Osteolytic effects of tumoral estrogen signaling in an estrogen receptor-positive breast cancer bone metastasis model.

Autor: Cheng JN; Cancer Biology Graduate Interdisciplinary Program, University of Arizona, Tucson, AZ 85724, USA., Frye JB; Department of Medicine, University of Arizona, Tucson, AZ 85724, USA., Whitman SA; Department of Medicine, University of Arizona, Tucson, AZ 85724, USA., Kunihiro AG; Department of Nutritional Sciences, University of Arizona, Tucson, AZ 85724, USA., Brickey JA; Department of Medicine, University of Arizona, Tucson, AZ 85724, USA., Funk JL; Department of Medicine, University of Arizona, Tucson, AZ 85724, USA.; Department of Nutritional Sciences, University of Arizona, Tucson, AZ 85724, USA.
Jazyk: angličtina
Zdroj: Journal of cancer metastasis and treatment [J Cancer Metastasis Treat] 2021; Vol. 7. Date of Electronic Publication: 2021 Apr 08.
DOI: 10.20517/2394-4722.2021.27
Abstrakt: Aim: Estrogen receptor α-positive (ER+) subtypes of breast cancer have the greatest predilection for forming osteolytic bone metastases (BMETs). Because tumor-derived factors mediate osteolysis, a possible role for tumoral ERα signaling in driving ER+ BMET osteolysis was queried using an estrogen (E 2 )-dependent ER+ breast cancer BMET model.
Methods: Female athymic Foxn1 nu mice were inoculated with human ER+ MCF-7 breast cancer cells via the left cardiac ventricle post-E 2 pellet placement, and age- and dose-dependent E 2 effects on osteolytic ER+ BMET progression, as well as direct bone effects of E 2 , were determined.

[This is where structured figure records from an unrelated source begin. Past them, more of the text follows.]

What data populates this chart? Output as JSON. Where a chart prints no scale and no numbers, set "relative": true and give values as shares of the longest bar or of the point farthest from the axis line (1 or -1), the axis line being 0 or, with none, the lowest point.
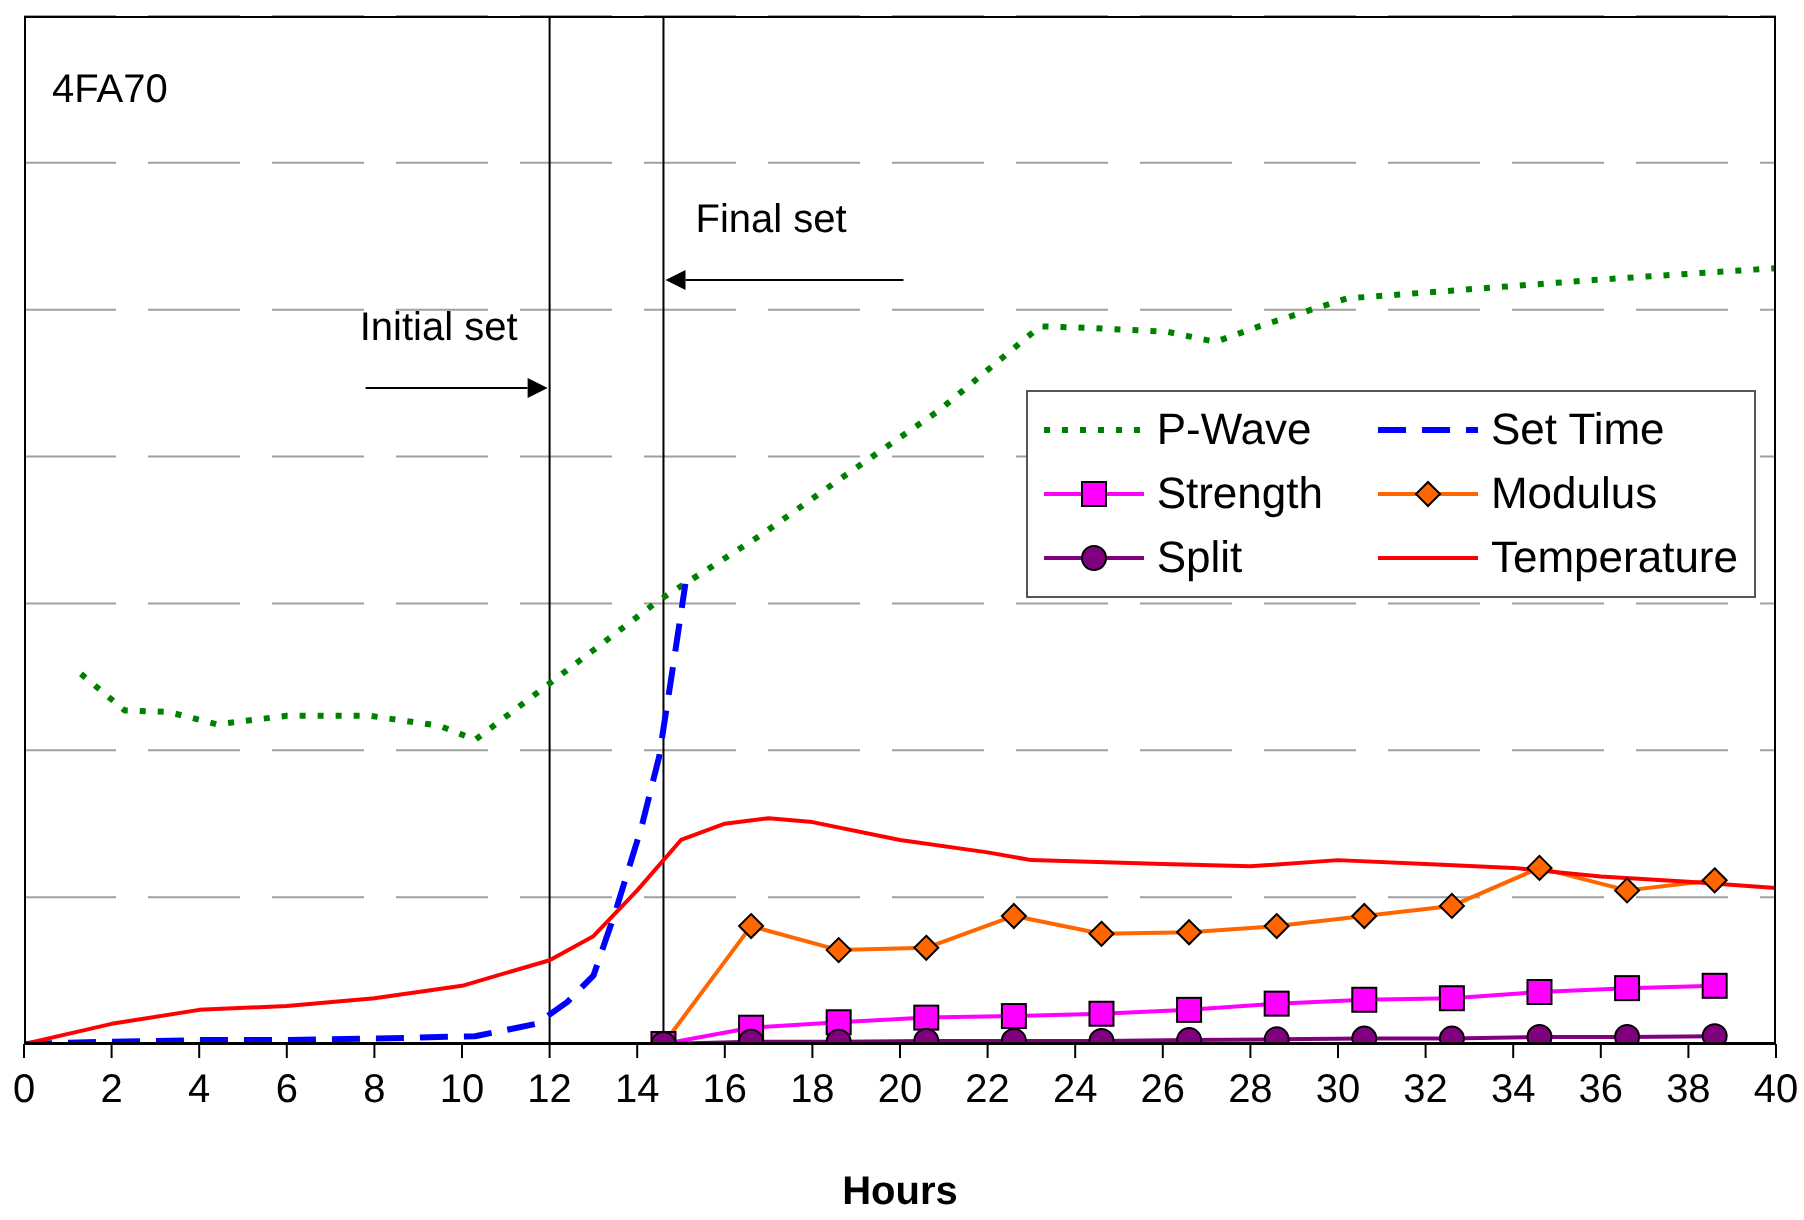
{
  "chart_data": {
    "type": "line",
    "title": "4FA70",
    "xlabel": "Hours",
    "relative": true,
    "xlim": [
      0,
      40
    ],
    "xticks": [
      0,
      2,
      4,
      6,
      8,
      10,
      12,
      14,
      16,
      18,
      20,
      22,
      24,
      26,
      28,
      30,
      32,
      34,
      36,
      38,
      40
    ],
    "grid": "y",
    "legend": "right",
    "ref_lines": [
      {
        "axis": "x",
        "value": 12,
        "label": "Initial set",
        "color": "#000000"
      },
      {
        "axis": "x",
        "value": 14.6,
        "label": "Final set",
        "color": "#000000"
      }
    ],
    "series": [
      {
        "name": "P-Wave",
        "color": "#008000",
        "line_style": "dotted",
        "marker": "none",
        "x": [
          1.3,
          2.3,
          3.3,
          4.4,
          6.0,
          7.9,
          9.5,
          10.3,
          12.1,
          14.5,
          16.8,
          18.6,
          20.9,
          23.2,
          24.3,
          26.1,
          27.2,
          28.2,
          30.2,
          31.4,
          35.9,
          40
        ],
        "values": [
          0.477,
          0.43,
          0.428,
          0.412,
          0.423,
          0.423,
          0.41,
          0.392,
          0.469,
          0.572,
          0.655,
          0.727,
          0.817,
          0.925,
          0.923,
          0.918,
          0.905,
          0.925,
          0.961,
          0.966,
          0.985,
          1.0
        ]
      },
      {
        "name": "Set Time",
        "color": "#0000ff",
        "line_style": "dashed",
        "marker": "none",
        "x": [
          0,
          2,
          4,
          6,
          8,
          10.3,
          11.7,
          12.4,
          13.0,
          13.5,
          14.1,
          14.5,
          14.8,
          15.1
        ],
        "values": [
          0,
          0.003,
          0.005,
          0.005,
          0.007,
          0.01,
          0.026,
          0.054,
          0.088,
          0.17,
          0.28,
          0.37,
          0.48,
          0.593
        ]
      },
      {
        "name": "Strength",
        "color": "#ff00ff",
        "line_style": "solid",
        "marker": "square",
        "x": [
          14.6,
          16.6,
          18.6,
          20.6,
          22.6,
          24.6,
          26.6,
          28.6,
          30.6,
          32.6,
          34.6,
          36.6,
          38.6
        ],
        "values": [
          0,
          0.021,
          0.028,
          0.034,
          0.036,
          0.039,
          0.044,
          0.052,
          0.057,
          0.059,
          0.067,
          0.072,
          0.075
        ]
      },
      {
        "name": "Modulus",
        "color": "#ff6600",
        "line_style": "solid",
        "marker": "diamond",
        "x": [
          14.6,
          16.6,
          18.6,
          20.6,
          22.6,
          24.6,
          26.6,
          28.6,
          30.6,
          32.6,
          34.6,
          36.6,
          38.6
        ],
        "values": [
          0,
          0.152,
          0.121,
          0.124,
          0.165,
          0.142,
          0.144,
          0.152,
          0.165,
          0.178,
          0.227,
          0.198,
          0.211
        ]
      },
      {
        "name": "Split",
        "color": "#800080",
        "line_style": "solid",
        "marker": "circle",
        "x": [
          14.6,
          16.6,
          18.6,
          20.6,
          22.6,
          24.6,
          26.6,
          28.6,
          30.6,
          32.6,
          34.6,
          36.6,
          38.6
        ],
        "values": [
          0,
          0.003,
          0.003,
          0.004,
          0.004,
          0.004,
          0.005,
          0.006,
          0.007,
          0.007,
          0.009,
          0.009,
          0.01
        ]
      },
      {
        "name": "Temperature",
        "color": "#ff0000",
        "line_style": "solid",
        "marker": "none",
        "x": [
          0,
          2,
          4,
          6,
          8,
          10,
          12,
          13,
          14,
          15,
          16,
          17,
          18,
          20,
          22,
          23,
          26,
          28,
          30,
          32,
          34,
          36,
          38,
          40
        ],
        "values": [
          0,
          0.026,
          0.044,
          0.049,
          0.059,
          0.075,
          0.108,
          0.139,
          0.198,
          0.263,
          0.284,
          0.291,
          0.286,
          0.263,
          0.247,
          0.237,
          0.232,
          0.229,
          0.237,
          0.232,
          0.227,
          0.216,
          0.209,
          0.201
        ]
      }
    ]
  }
}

Results: Osteolytic BMETs, which did not form in the absence of E 2 supplementation, occurred with the same frequency in young (5-week-old) vs. skeletally mature (16-week-old) E 2 (0.72 mg)-treated mice, but were larger in young mice where anabolic bone effects of E 2 were greater. However, in mice of a single age and across a range of E 2 doses, anabolic E 2 bone effects were constant, while osteolytic ER+ BMET lesion incidence and size increased in an E 2 -dose-dependent fashion. Osteoclasts in ER+ tumor-bearing (but not tumor-naive) mice increased in an E 2 -dose dependent fashion at the bone-tumor interface, while histologic tumor size and proliferation did not vary with E 2 dose. E 2 -inducible tumoral secretion of the osteolytic factor parathyroid hormone-related protein (PTHrP) was dose-dependent and mediated by ERα, with significantly greater levels of secretion from ER+ BMET-derived tumor cells.
Conclusion: These results suggest that tumoral ERα signaling may contribute to ER+ BMET-associated osteolysis, potentially explaining the greater predilection for ER+ tumors to form clinically-evident osteolytic BMETs.
Competing Interests: Conflicts of interest All authors declared that there are no conflicts of interest.